A lifetime outdoorsman and firearms enthusiast, Ross peppers his autobiography with tales in which handguns, rifles and shotguns play a role. After neighborhood acquaintances trekked to Alaska on hunting and fishing adventures, their reports planted seeds that eventually drew the author North. When a law school professor cited a case decided by the Alaskan Supreme Court, Ross decided then and there that he wanted to practice law in Alaska.

WAR-Bk-CvrAt the end of his junior year of law school, he sought but did not win a law clerk position and had abandoned his dreams of going to Alaska until a fellow student asked him if he wanted to drive with him to Alaska to seek summer work.

Making that exploratory trip, the author learned the hard way that Canada–even the Canada of the late 1960s–had no love of private handgun ownership. Arriving at the border, he declared a .22 kit gun and a .45 Colt revolver, only to be told that the province of Saskatchewan would not allow him to transport them. The guns were shipped and waiting for him when, after more than their fair share of adventure, the young fellows arrived in Anchorage in June of 1967. Imagine Ross’ delight upon landing a law clerk position, despite a rate of pay that only afforded him a basement room shared with his driving buddy.

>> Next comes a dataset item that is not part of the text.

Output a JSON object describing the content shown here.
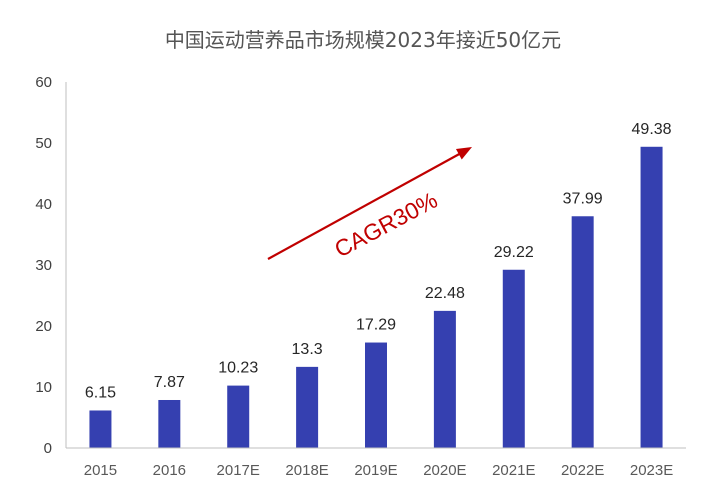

Already courting his future wife, Ross wrote to her of his adventures and his growing love for Alaska. In one, he enthuses, “I like freedom, and in the wild places here I feel unrestrained. I like solitude, and here it is attainable. I like an unhurried pace of life, and not the ‘rat race’ type of existence found in Milwaukee. I like the mountains, trees, and ever-flowing water. I like the abundant wildlife. I like the clear fresh air. I like to feel a part of something that is growing, and not stagnating like Milwaukee. I feel closer to God here.”

The couple married after his graduation from law school the following year, and immediately drove to Alaska where Ross began searching for a job in his chosen field. He found work with the Attorney General’s office, and went on to serve as a family court judge. Stories about his employers and cases are entertaining, and not surprisingly the frontier lifestyle still present in Alaska in the late 1960s often included firearms.